Dana tahun 2004 itu antara lain dialokasikan untuk pemeliharaan pengendalian banjir Rp 42,5 miliar, perencanaan teknik Rp 1,2 miliar, pembangunan pengendali banjir Rp 39,6 miliar, operasi pengendalian banjit Rp 15 miliar. Dana tersebut di luar alokasi anggaran yang diajukan Suku Dinas Tata Air di wilayah kota misalnya Jakarta Pusat Rp 3,29 miliar, Jakarta Utara Rp 15,5 miliar, Jakarta Barat Rp13,9 miliar, Jakarta Selatan Rp 10,2 miliar dan Jakarta Timur Rp23,5 miliar serta Kepulauan Seribu Rp3,6 miliar.

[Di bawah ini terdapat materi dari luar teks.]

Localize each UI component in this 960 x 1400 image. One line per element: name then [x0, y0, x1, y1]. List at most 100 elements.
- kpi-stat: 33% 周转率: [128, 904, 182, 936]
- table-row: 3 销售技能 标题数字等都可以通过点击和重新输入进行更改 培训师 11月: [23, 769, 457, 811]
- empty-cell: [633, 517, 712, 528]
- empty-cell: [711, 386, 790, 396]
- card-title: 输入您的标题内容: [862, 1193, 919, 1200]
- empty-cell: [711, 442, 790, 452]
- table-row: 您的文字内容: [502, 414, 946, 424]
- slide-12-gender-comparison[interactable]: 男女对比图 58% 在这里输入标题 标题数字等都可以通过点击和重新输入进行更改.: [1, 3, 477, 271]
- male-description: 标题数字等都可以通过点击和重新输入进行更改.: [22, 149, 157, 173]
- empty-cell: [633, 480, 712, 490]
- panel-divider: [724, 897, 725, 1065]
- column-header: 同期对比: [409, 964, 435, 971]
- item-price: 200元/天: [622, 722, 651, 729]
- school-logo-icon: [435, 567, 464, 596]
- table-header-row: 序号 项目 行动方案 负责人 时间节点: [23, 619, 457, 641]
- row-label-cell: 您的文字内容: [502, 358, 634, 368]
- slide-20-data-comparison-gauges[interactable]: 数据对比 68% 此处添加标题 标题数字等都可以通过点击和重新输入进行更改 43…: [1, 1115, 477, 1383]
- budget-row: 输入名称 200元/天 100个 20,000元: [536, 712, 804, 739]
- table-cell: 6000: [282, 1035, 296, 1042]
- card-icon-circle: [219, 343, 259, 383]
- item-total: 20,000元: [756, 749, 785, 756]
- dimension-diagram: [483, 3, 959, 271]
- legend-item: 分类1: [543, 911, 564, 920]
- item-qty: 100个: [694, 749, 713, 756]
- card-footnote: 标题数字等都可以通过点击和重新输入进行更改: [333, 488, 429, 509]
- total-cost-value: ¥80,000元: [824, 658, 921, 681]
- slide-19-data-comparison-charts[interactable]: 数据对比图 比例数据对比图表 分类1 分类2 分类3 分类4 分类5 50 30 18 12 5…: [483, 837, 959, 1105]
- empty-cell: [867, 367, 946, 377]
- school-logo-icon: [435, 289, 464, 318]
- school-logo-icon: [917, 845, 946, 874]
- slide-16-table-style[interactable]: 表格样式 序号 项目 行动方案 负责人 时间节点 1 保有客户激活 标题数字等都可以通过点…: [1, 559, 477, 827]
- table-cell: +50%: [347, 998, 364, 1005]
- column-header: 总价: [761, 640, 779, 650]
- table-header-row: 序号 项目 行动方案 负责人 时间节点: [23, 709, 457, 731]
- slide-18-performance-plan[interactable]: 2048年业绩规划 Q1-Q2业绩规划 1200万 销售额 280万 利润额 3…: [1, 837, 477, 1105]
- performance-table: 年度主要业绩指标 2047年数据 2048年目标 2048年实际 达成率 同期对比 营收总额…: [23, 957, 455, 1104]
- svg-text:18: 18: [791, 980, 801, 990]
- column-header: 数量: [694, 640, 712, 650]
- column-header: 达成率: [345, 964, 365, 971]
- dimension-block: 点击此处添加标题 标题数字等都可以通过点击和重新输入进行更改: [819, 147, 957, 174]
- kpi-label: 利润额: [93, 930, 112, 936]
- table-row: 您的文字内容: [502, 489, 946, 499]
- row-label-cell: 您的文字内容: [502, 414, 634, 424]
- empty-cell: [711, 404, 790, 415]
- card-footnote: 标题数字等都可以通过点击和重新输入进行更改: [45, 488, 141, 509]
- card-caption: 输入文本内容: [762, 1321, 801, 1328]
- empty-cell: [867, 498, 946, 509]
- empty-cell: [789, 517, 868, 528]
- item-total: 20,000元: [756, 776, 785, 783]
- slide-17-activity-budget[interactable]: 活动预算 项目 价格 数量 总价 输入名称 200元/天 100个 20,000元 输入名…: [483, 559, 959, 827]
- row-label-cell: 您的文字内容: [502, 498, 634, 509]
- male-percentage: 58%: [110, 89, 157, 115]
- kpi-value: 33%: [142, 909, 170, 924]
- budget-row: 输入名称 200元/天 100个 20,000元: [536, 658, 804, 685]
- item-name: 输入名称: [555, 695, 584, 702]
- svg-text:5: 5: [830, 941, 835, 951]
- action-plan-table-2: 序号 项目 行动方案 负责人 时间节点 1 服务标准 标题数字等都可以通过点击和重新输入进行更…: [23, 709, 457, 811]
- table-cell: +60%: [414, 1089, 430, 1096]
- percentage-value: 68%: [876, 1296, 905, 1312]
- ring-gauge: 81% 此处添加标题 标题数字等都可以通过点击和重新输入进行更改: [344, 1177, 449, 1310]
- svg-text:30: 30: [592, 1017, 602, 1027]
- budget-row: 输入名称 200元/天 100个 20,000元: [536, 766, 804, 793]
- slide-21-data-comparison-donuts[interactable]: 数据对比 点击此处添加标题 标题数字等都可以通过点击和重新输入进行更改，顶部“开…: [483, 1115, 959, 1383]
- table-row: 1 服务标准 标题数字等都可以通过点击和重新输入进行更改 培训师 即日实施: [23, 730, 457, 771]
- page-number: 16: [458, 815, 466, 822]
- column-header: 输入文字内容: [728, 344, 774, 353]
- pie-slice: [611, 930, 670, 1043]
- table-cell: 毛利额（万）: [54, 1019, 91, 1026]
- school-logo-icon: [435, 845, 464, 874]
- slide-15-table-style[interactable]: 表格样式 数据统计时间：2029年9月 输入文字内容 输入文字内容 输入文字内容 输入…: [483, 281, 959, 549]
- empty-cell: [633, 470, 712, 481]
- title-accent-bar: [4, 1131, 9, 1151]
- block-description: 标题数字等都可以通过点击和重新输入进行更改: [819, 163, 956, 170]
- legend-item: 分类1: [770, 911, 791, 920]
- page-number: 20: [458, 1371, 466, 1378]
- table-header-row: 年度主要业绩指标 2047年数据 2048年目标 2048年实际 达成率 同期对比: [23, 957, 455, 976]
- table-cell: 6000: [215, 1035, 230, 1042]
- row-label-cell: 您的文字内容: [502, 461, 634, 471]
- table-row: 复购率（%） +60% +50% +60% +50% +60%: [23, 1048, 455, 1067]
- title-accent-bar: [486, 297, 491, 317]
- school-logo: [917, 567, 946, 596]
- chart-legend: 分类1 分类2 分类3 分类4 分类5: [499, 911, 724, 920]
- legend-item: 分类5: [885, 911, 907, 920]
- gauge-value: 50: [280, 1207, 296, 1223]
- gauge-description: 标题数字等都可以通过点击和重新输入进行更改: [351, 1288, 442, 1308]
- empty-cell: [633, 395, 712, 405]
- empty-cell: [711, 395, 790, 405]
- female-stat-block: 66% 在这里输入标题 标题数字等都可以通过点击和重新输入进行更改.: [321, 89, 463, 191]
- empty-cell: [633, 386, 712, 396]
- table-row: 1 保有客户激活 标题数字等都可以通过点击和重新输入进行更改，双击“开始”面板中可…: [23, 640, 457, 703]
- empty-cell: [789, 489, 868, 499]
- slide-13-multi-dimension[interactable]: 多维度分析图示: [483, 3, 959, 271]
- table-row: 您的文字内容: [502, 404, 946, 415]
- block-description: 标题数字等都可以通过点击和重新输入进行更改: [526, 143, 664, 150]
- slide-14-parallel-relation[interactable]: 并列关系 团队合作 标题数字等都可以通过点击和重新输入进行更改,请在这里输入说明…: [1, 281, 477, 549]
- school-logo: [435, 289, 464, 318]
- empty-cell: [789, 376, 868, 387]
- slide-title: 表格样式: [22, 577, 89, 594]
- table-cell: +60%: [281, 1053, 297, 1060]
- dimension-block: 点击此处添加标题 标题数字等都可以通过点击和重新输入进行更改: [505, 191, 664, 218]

"Di atas kertas anggaran yang terserap memang besar tapi kenyataan di lapangan masih jauh dari yang diharapkan," jelas Sayogo.

Kalangan DPRD DKI juga sempat mempertanyakan realisasi penggunaan anggaran tahun 2004 untuk pos Dinas PU yang mencapai belasan persen hanya dalam waktu beberapa hari, pada saat terakhir pembahasan RAPBD DKI Jakarta. (IVV/PIN/NWO/dot/mul/eca)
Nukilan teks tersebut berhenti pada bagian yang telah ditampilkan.